Mit Kameradenkluft im Südkurier
Alles zwar bedauerlich, aber gottlob weit weg vom schönen Bodensee. Denkt man. Hier nur ein Beispiel, dass das alles gar nicht so weit weg ist: Ein Bericht im „Südkurier“ vom 13. März diesen Jahres veröffentlichte zur Illustration des Beitrags „Wenn die Hand ausrutscht“ das Foto eines „Aktivisten“ im Kampf „Gegen Gewalt an Kindern!“. Dumm nur, dass es sich dabei um einen Neonazi bei einer von ebendiesen organisierten Kundgebung handelt. Es müsste doch jemand bemerkt haben, dass der Akteur auf dem Foto sein Gesicht ziemlich auffällig und bemüht hinter dem Luftballon versteckt: Da möchte jemand nicht erkannt werden – die Kundgebung stand unter polizeilicher Beobachtung. Welchen Grund sollte er sonst dafür haben? An der auf dem Ballon zu lesenden Parole liegt es sicher nicht. Das Outfit, schwarze Basecap und schwarzer Hoodie, sind jedenfalls „stimmig“: Kameradenkluft.
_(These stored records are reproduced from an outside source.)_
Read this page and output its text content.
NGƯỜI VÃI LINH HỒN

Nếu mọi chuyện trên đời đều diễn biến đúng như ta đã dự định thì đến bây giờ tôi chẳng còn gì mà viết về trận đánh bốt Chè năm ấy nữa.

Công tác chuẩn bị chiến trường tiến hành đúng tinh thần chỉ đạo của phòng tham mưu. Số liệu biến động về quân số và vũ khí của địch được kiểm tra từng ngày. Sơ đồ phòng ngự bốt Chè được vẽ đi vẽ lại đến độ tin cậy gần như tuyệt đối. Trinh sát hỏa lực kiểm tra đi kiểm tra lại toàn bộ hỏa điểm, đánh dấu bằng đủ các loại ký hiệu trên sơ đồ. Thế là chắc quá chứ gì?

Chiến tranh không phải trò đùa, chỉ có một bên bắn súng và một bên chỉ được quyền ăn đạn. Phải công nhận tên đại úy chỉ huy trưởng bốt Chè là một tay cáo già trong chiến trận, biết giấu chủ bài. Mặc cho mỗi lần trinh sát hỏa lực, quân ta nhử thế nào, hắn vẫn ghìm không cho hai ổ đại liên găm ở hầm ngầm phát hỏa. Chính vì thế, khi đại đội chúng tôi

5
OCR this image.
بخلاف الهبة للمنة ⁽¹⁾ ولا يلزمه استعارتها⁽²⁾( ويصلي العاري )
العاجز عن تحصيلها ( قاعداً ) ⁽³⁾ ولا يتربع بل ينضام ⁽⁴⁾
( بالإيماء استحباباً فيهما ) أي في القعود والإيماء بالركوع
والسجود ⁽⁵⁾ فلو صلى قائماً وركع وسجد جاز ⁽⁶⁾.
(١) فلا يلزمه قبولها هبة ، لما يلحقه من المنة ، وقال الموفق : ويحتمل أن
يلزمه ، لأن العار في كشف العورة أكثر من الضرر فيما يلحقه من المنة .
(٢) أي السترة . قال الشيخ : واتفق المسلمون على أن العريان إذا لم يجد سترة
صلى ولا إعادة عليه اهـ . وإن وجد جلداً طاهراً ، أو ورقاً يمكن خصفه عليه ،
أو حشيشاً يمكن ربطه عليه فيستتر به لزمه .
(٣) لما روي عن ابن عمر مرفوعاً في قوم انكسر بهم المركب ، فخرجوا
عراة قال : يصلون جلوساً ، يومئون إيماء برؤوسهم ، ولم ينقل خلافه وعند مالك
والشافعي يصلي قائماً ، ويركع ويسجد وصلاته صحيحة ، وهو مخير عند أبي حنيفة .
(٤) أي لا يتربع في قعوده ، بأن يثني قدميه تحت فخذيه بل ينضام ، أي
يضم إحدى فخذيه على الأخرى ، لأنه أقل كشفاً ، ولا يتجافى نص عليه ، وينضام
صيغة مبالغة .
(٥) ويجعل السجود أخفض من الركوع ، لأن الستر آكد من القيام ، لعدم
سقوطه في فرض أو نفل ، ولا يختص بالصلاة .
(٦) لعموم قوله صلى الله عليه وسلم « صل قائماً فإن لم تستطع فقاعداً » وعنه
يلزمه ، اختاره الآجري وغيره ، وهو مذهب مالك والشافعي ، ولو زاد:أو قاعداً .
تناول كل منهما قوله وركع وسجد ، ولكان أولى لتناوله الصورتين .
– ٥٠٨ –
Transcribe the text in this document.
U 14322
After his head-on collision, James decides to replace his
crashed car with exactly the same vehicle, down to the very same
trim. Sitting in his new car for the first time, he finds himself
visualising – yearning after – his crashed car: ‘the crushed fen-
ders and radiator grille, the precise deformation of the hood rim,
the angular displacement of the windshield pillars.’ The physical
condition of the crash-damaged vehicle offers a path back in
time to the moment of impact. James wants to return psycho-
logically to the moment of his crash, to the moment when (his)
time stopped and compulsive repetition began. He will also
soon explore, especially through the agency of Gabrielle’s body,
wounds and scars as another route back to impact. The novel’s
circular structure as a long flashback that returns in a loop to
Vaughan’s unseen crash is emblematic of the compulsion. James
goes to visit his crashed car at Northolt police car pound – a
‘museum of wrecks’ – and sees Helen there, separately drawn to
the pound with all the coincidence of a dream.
Die Meldung ist von dpa, und von da stammt auch das Foto, es ist also kein alleiniges Problem des „Südkurier“. Aber auch da hat man eben nichts gemerkt, und die Redaktion hat, nachdem sie auf ihr Versehen hingewiesen wurde, die Sache nicht klargestellt. Was bedeutet die (sicherlich versehentliche) Veröffentlichung dieses Fotos? Vor allem, dass man der Strategie der Andockung an`s gesunde Volksempfinden auf den Leim gegangen ist. Die Kameraden werden ihren kleinen publizistischen „Sieg“ schön gefeiert haben. Und: Nach 20 Jahren tatsächlichen oder vorgeblichen „Kampfes gegen rechts“ müssen wir eingestehen, dass wir kaum eine Idee haben, wie wir Neonazis begegnen, wenn sie sich „leibhaftig“ präsentieren. Und, noch dazu: wir erkennen sie oft nicht einmal. Das ist fast noch schlimmer als die schlimmen 16%.
PS: Wer derzeit ebenfalls ein recht trübes Süppchen auf der Glut des Volkszorns kocht, ist das Duo Xavier Naidoo/ Cool Savas, sprich Xavas: Im „hidden track“ ihres Albums „Gespaltene Persönlichkeit“ mit dem Titel „Wo sind?“ wird das angebliche Thema „Ritualmord an Kindern“ behandelt (so was wurde im Europa des christlichen Mittelalters jahrhundertelang den Juden unterstellt und ist eines der grundlegenden antisemitischen Klischees…). „Wir helfen Kindern“ stand auf den Plakaten im Konzert in Mannheim, und dann heißt es: „Ich schneid`euch jetzt mal die Arme und die Beine ab, und dann ficke ich euch in den Arsch, so wie ihr es mit den Kleinen macht. Ich bin nur traurig und nicht wütend. Trotzdem würde ich euch töten“. Und weiter: „Wo sind unsere Helfer, unsere starken Männer, wo sind unsere Führer, wo sind sie jetzt?“
Gesundes Volksempfinden 2012. Gewaltverherrlichende Homophobie. Auch die Linksjugend sieht das so und hat Anzeige erstattet.
Autor: Christoph Linge
Dennis Riehle: Sie nennen Traditionen bewahren und rechts sein in einem Satz? Es tut mir leid, aber ich kann Sie nicht mehr ernstnehmen.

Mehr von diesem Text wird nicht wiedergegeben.